Что важно в этой книге? В ней разобрано главное заблуждение века, вот тот самый демонизм, что зло соблазнительно, что зло – великий обманщик. И сифилис, который переживает герой, – это метафора увлечения злом. Вот эти булькающие в позвоночнике пузырьки, которые ласкают мозг и внушают мысль о собственном величии, – ну, такой случай Врубеля, если угодно. И там, пожалуй, точнее всего предсказан случай Лени Рифеншталь, потому что отказ художника от морали иногда приводит к художественным результатам, но эти художественные результаты похожи на огромных рыб на страшной глубине: они красивы, но совершенно бездушны; красивы, но совершенно не нужны.
«Волшебная гора» – это роман, в сущности, на ту же тему, роман, во многих отношениях предсказавший главные коллизии XX века, но роман не в пример более аморфный и не в пример более трудный для чтения. Трудный просто потому, что там ничего ведь особенно не происходит. Но всё, что в этом романе сказано, для XX века оказалось очень живо. Манн написал его, пройдя через соблазны национализма, через страшные соблазны немецкого фашизма, которые его коснулись не в последнюю очередь.
Ну, вы знаете, как этот роман появился. Манн поехал к своей жене Кате Прингсгейм (Прингсхайм) в туберкулёзный санаторий, и там случилось с ним что-то вроде вспышки туберкулёза – может быть, в силу какой-то эмпатии, потому что он всегда переживал то, о чём говорят и на что жалуются другие.
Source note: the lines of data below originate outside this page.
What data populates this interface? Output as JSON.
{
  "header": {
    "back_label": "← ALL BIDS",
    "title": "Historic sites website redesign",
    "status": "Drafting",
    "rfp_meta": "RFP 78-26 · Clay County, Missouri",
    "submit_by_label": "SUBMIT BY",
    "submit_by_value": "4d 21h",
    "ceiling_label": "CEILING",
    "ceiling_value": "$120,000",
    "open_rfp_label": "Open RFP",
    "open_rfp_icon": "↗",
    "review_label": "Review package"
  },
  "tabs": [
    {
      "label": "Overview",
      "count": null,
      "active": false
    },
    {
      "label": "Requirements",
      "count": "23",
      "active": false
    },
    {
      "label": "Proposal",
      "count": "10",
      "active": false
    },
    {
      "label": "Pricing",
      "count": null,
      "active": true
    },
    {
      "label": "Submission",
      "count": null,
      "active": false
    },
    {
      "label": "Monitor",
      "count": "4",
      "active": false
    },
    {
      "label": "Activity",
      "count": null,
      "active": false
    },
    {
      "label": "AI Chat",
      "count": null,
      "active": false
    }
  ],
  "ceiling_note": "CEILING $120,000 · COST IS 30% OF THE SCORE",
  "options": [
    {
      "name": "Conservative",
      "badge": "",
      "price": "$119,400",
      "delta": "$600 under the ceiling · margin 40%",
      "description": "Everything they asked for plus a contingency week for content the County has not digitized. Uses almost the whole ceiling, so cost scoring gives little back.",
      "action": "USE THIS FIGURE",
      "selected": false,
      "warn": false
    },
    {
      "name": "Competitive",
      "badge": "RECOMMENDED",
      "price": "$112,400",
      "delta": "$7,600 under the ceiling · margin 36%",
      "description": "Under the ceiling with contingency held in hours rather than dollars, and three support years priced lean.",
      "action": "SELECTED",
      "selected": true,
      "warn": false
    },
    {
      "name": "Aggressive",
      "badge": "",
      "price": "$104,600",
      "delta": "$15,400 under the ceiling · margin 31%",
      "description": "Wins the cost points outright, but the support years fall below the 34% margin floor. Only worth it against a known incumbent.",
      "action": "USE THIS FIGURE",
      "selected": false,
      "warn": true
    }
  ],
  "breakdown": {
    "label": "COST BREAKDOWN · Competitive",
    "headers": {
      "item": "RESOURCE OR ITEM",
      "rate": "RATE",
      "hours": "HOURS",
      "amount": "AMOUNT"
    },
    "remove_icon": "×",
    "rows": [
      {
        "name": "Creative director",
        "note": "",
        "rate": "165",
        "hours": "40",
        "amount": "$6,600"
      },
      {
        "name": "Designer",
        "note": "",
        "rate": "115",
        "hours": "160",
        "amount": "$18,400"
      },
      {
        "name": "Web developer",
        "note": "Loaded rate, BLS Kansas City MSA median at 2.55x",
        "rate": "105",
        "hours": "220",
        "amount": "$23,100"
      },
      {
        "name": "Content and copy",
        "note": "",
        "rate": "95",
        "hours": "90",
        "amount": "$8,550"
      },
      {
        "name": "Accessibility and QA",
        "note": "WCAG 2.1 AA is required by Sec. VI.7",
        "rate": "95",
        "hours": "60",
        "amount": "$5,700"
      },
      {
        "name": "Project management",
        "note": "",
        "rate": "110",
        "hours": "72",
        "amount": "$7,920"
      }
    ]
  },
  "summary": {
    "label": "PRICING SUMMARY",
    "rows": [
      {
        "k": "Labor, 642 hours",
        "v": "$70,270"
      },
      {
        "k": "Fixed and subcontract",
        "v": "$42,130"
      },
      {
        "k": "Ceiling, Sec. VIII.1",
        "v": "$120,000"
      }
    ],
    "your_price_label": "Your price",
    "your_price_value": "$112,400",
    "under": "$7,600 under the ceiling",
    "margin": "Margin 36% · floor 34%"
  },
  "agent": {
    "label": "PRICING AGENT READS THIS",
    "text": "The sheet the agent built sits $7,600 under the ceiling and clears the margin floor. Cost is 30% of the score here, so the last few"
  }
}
Он решил написать небольшой сатирический рассказ о том, как живут люди, безумно озабоченные собственным здоровьем, но рассказ разросся у него в гигантскую эпопею, которую он писал сначала до 1914 года, потом на четыре года бросил, закончил в 1920-м, а издал в 1924-м. Собственно, хотя Нобелевская премия формально присуждена ему за «Будденброков», но, конечно, без «Волшебной горы» ничего бы не было.
Ганс Касторп, молодой мальчик, ему, кажется, двадцать два года. Он приезжает в туберкулёзный санаторий в 1907 году к своему двоюродному брату (тот потом умирает). В этих снегах сам Касторп начинает чувствовать лихорадку, перепады температуры, жар (это всё замечательно описано). Выясняется, что у него в лёгких тоже какие-то патологии, и он остаётся в лечебнице на семь лет, влюбляется в русскую пациентку, такой эротический символ по имени Клавдия Шоша, в которую все влюблены. Влюблён в неё и магнат Пепперкорн, который гибнет потом от кровотечения (после оказывается, что это самоубийство). Но это всё не так принципиально. Принципиальны там по-настоящему две фигуры: итальянец Сеттембрини – масон, но при этом продолжатель традиций европейского гуманизма, и еврей, перешедший в католичество, иезуит Нафта – носитель консерватизма, носитель консервативных представлений.